Wow! Finally, a thread with several genuinely interesting and funny conversations. Thanks to all for the entertainment.
UCGal: I’ve gone through AIG’s books carefully, and I don’t agree with several of Thomas Gober’s points. The truth is that AIG’s insurance operations were, overall, pretty good compared to other insurance companies and other financial institutions in general. Of course, most of the financial sector is in the toilet, so most companies have some issues.
DWCAP and others: Yes, the big show over $165 million in bonuses (that’s less than 0.02% of the amount Bernanke announced he was going to flush down the toilet just this week) and much of the other fireworks on Capitol Hill are designed to distract the weak-minded from the main action. We all know that scene from The Wizard of Oz. There is no single master manipulator, just a community of Democratic and Republican politicians hungry for votes and dollars, bankers and businessmen hungry for jobs and dollars, and 200 million voters with a perceived stake in higher asset prices.

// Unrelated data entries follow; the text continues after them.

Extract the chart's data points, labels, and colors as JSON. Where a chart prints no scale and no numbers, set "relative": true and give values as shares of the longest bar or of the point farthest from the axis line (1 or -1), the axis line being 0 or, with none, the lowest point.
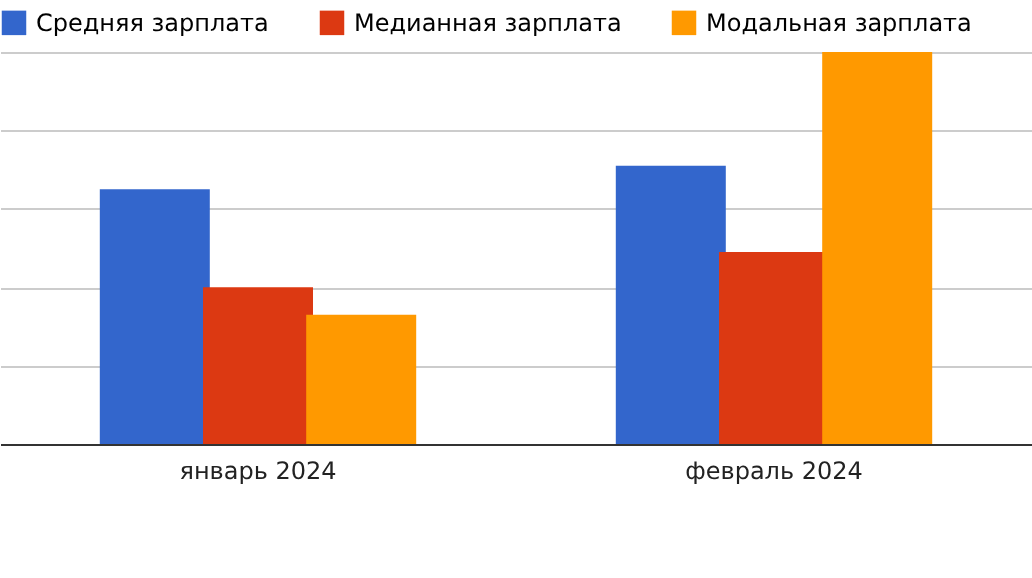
{
  "chart_data": {
    "type": "bar",
    "relative": true,
    "categories": [
      "январь 2024",
      "февраль 2024"
    ],
    "series": [
      {
        "name": "Средняя зарплата",
        "color": "#3366cc",
        "values": [
          0.65,
          0.71
        ]
      },
      {
        "name": "Медианная зарплата",
        "color": "#dc3912",
        "values": [
          0.4,
          0.49
        ]
      },
      {
        "name": "Модальная зарплата",
        "color": "#ff9900",
        "values": [
          0.33,
          1
        ]
      }
    ],
    "grid": "y",
    "legend": "top left"
  }
}
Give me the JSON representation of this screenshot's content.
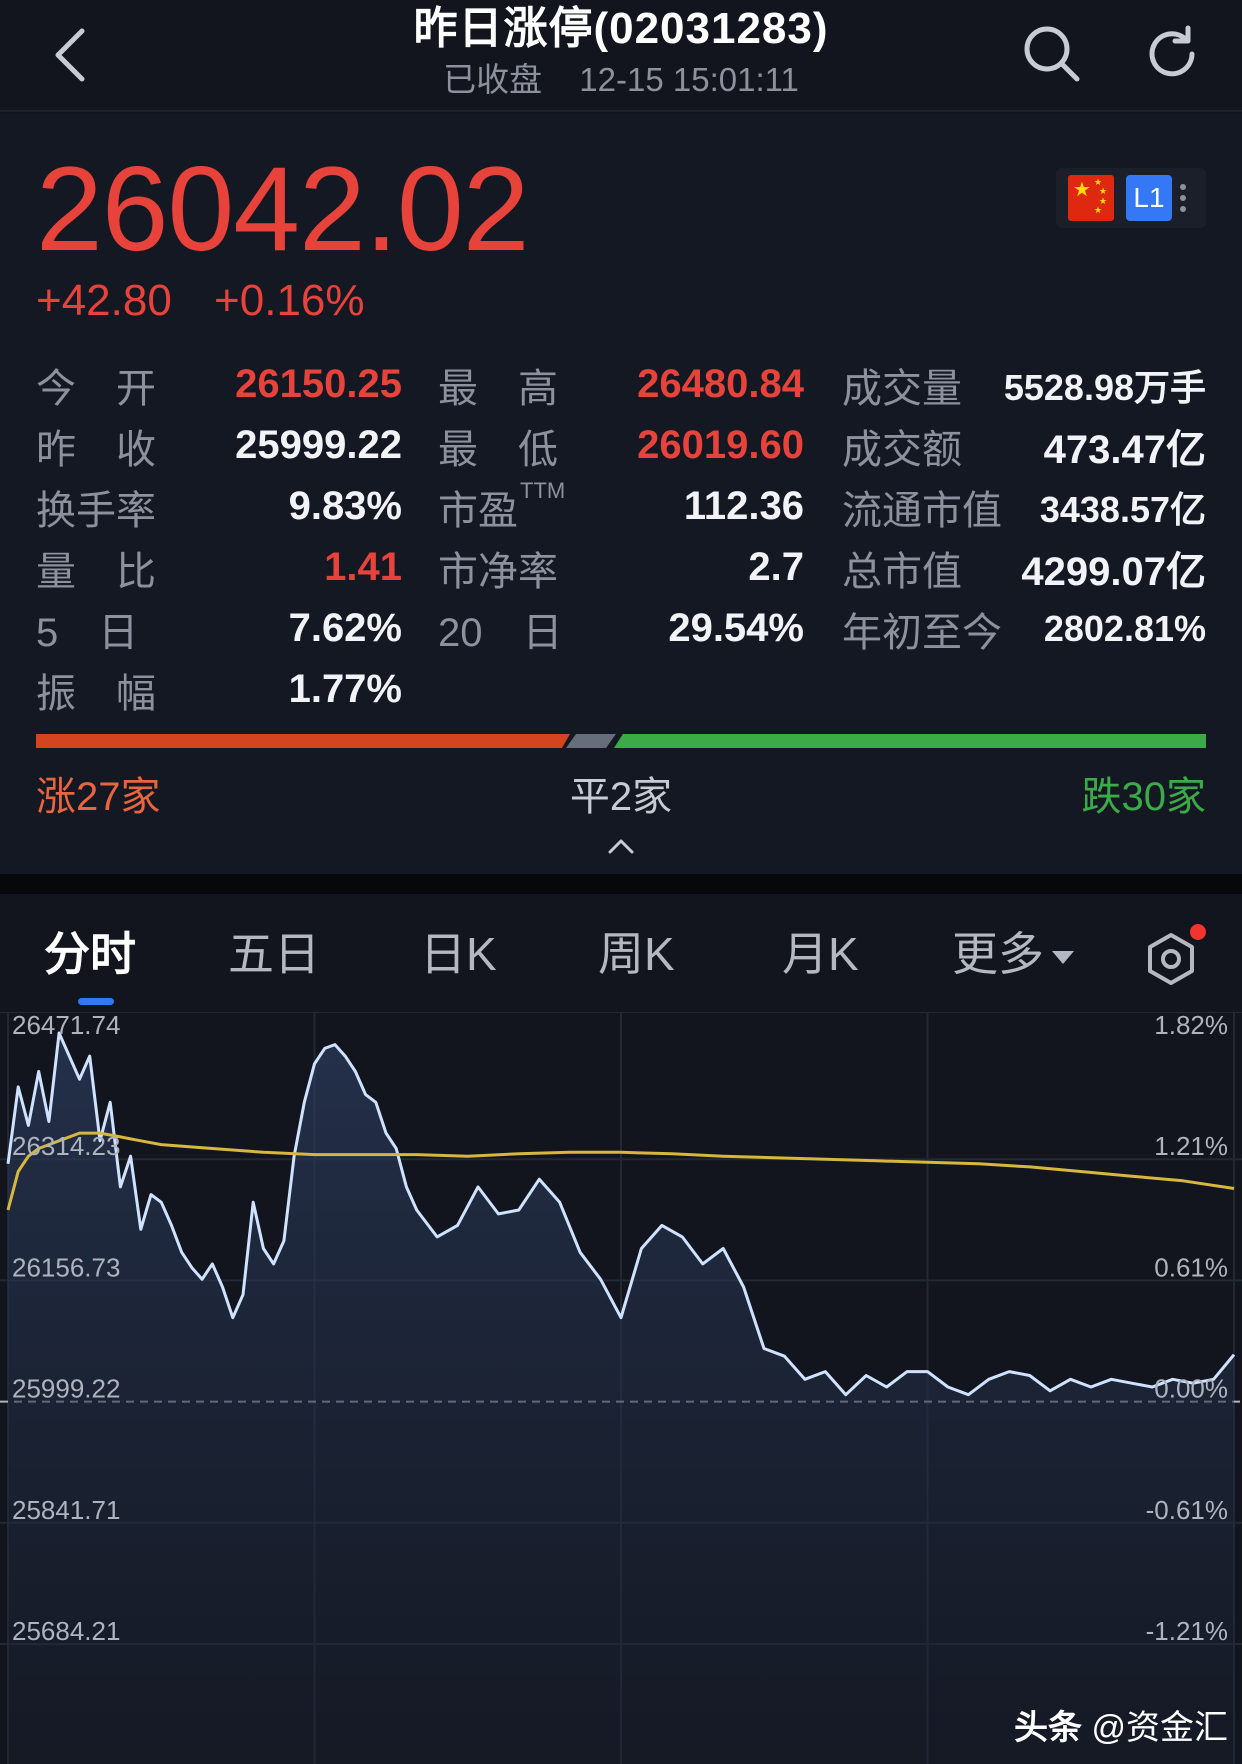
{
  "header": {
    "title": "昨日涨停(02031283)",
    "status": "已收盘",
    "timestamp": "12-15 15:01:11",
    "icons": [
      "back-arrow-icon",
      "search-icon",
      "refresh-icon"
    ]
  },
  "quote": {
    "price": "26042.02",
    "change": "+42.80",
    "change_pct": "+0.16%",
    "level": "L1",
    "colors": {
      "up": "#e8433a",
      "down": "#3bab47",
      "flat": "#666d7b"
    }
  },
  "stats": {
    "open": {
      "label": "今　开",
      "value": "26150.25"
    },
    "prev_close": {
      "label": "昨　收",
      "value": "25999.22"
    },
    "turnover_rate": {
      "label": "换手率",
      "value": "9.83%"
    },
    "volume_ratio": {
      "label": "量　比",
      "value": "1.41"
    },
    "five_day": {
      "label": "5　日",
      "value": "7.62%"
    },
    "amplitude": {
      "label": "振　幅",
      "value": "1.77%"
    },
    "high": {
      "label": "最　高",
      "value": "26480.84"
    },
    "low": {
      "label": "最　低",
      "value": "26019.60"
    },
    "pe_ttm": {
      "label": "市盈",
      "sup": "TTM",
      "value": "112.36"
    },
    "pb": {
      "label": "市净率",
      "value": "2.7"
    },
    "twenty_day": {
      "label": "20　日",
      "value": "29.54%"
    },
    "volume": {
      "label": "成交量",
      "value": "5528.98万手"
    },
    "amount": {
      "label": "成交额",
      "value": "473.47亿"
    },
    "float_cap": {
      "label": "流通市值",
      "value": "3438.57亿"
    },
    "total_cap": {
      "label": "总市值",
      "value": "4299.07亿"
    },
    "ytd": {
      "label": "年初至今",
      "value": "2802.81%"
    }
  },
  "breadth": {
    "up_label": "涨27家",
    "flat_label": "平2家",
    "down_label": "跌30家",
    "up": 27,
    "flat": 2,
    "down": 30
  },
  "tabs": [
    {
      "label": "分时",
      "active": true
    },
    {
      "label": "五日"
    },
    {
      "label": "日K"
    },
    {
      "label": "周K"
    },
    {
      "label": "月K"
    },
    {
      "label": "更多"
    }
  ],
  "chart_data": {
    "type": "line",
    "y_left_ticks": [
      "26471.74",
      "26314.23",
      "26156.73",
      "25999.22",
      "25841.71",
      "25684.21"
    ],
    "y_right_ticks": [
      "1.82%",
      "1.21%",
      "0.61%",
      "0.00%",
      "-0.61%",
      "-1.21%"
    ],
    "ylim": [
      25684.21,
      26471.74
    ],
    "base": 25999.22,
    "x_range": [
      0,
      240
    ],
    "series": [
      {
        "color": "#cfe2ff",
        "x": [
          0,
          2,
          4,
          6,
          8,
          10,
          12,
          14,
          16,
          18,
          20,
          22,
          24,
          26,
          28,
          30,
          32,
          34,
          36,
          38,
          40,
          42,
          44,
          46,
          48,
          50,
          52,
          54,
          56,
          58,
          60,
          62,
          64,
          66,
          68,
          70,
          72,
          74,
          76,
          78,
          80,
          84,
          88,
          92,
          96,
          100,
          104,
          108,
          112,
          116,
          120,
          124,
          128,
          132,
          136,
          140,
          144,
          148,
          152,
          156,
          160,
          164,
          168,
          172,
          176,
          180,
          184,
          188,
          192,
          196,
          200,
          204,
          208,
          212,
          216,
          220,
          224,
          228,
          232,
          236,
          240
        ],
        "values": [
          26290,
          26390,
          26340,
          26410,
          26345,
          26460,
          26430,
          26400,
          26430,
          26320,
          26370,
          26260,
          26300,
          26205,
          26250,
          26240,
          26210,
          26175,
          26155,
          26140,
          26160,
          26130,
          26090,
          26120,
          26240,
          26180,
          26160,
          26190,
          26300,
          26370,
          26420,
          26440,
          26445,
          26430,
          26410,
          26380,
          26370,
          26330,
          26310,
          26260,
          26230,
          26195,
          26210,
          26260,
          26225,
          26230,
          26270,
          26240,
          26175,
          26140,
          26090,
          26180,
          26210,
          26195,
          26160,
          26180,
          26130,
          26050,
          26040,
          26010,
          26020,
          25990,
          26015,
          26000,
          26020,
          26020,
          26000,
          25990,
          26010,
          26020,
          26015,
          25995,
          26010,
          26000,
          26010,
          26005,
          26000,
          26010,
          26005,
          26010,
          26042
        ]
      },
      {
        "color": "#d7b73c",
        "x": [
          0,
          2,
          4,
          6,
          8,
          10,
          14,
          18,
          22,
          26,
          30,
          40,
          50,
          60,
          70,
          80,
          90,
          100,
          110,
          120,
          130,
          140,
          150,
          160,
          170,
          180,
          190,
          200,
          210,
          220,
          230,
          240
        ],
        "values": [
          26230,
          26280,
          26300,
          26310,
          26315,
          26320,
          26330,
          26330,
          26325,
          26320,
          26315,
          26310,
          26305,
          26302,
          26302,
          26302,
          26300,
          26303,
          26305,
          26305,
          26303,
          26300,
          26298,
          26296,
          26294,
          26292,
          26290,
          26286,
          26280,
          26274,
          26268,
          26258
        ]
      }
    ]
  },
  "watermark": {
    "brand": "头条",
    "account": "@资金汇"
  }
}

Allan and davelj: Your support for Bernanke and others blowing bubbles from Washington DC is misplaced, I think. You see them as flawed but basically competent and trustworthy. They are just limited practical people administering the medicine the visionary Keynes prescribed 70 years ago. It has become very fashionable to dismiss the moral hazard concerns, and to attribute nothing but an altruistic concern for the greater economic good to those who advocate massive bailouts.
But what if all this is mostly just a massive and wasteful bailout for the reckless and irresponsible, under the guise of a rescue of our economic way of life? We’ll have a boost in the GDP numbers because of the bailout actions, but what if most of that is just lousy measurement of our real welfare? Does it really make us wealthier to keep hundreds of thousands of bankers at their desks instead of figuring out which other profession to make a career of? Or to pretend that our houses are all worth many, many years of someone else’s savings so that we can continue to fantasize about playing golf for 30 years when we retire and scale down?
I would be perfectly OK with 10 years of GDP 20% less than today’s, if a lot of the missing 20% was mortgage broking, asset managers, FNMA and Freddie and most of the other govt guarantee entities, and other people who add little value, or even destroy it. Yes, others would get hurt too, but we’d do fine overall. We really need a housecleaning at this point, a clean break with the past. We’re not getting it.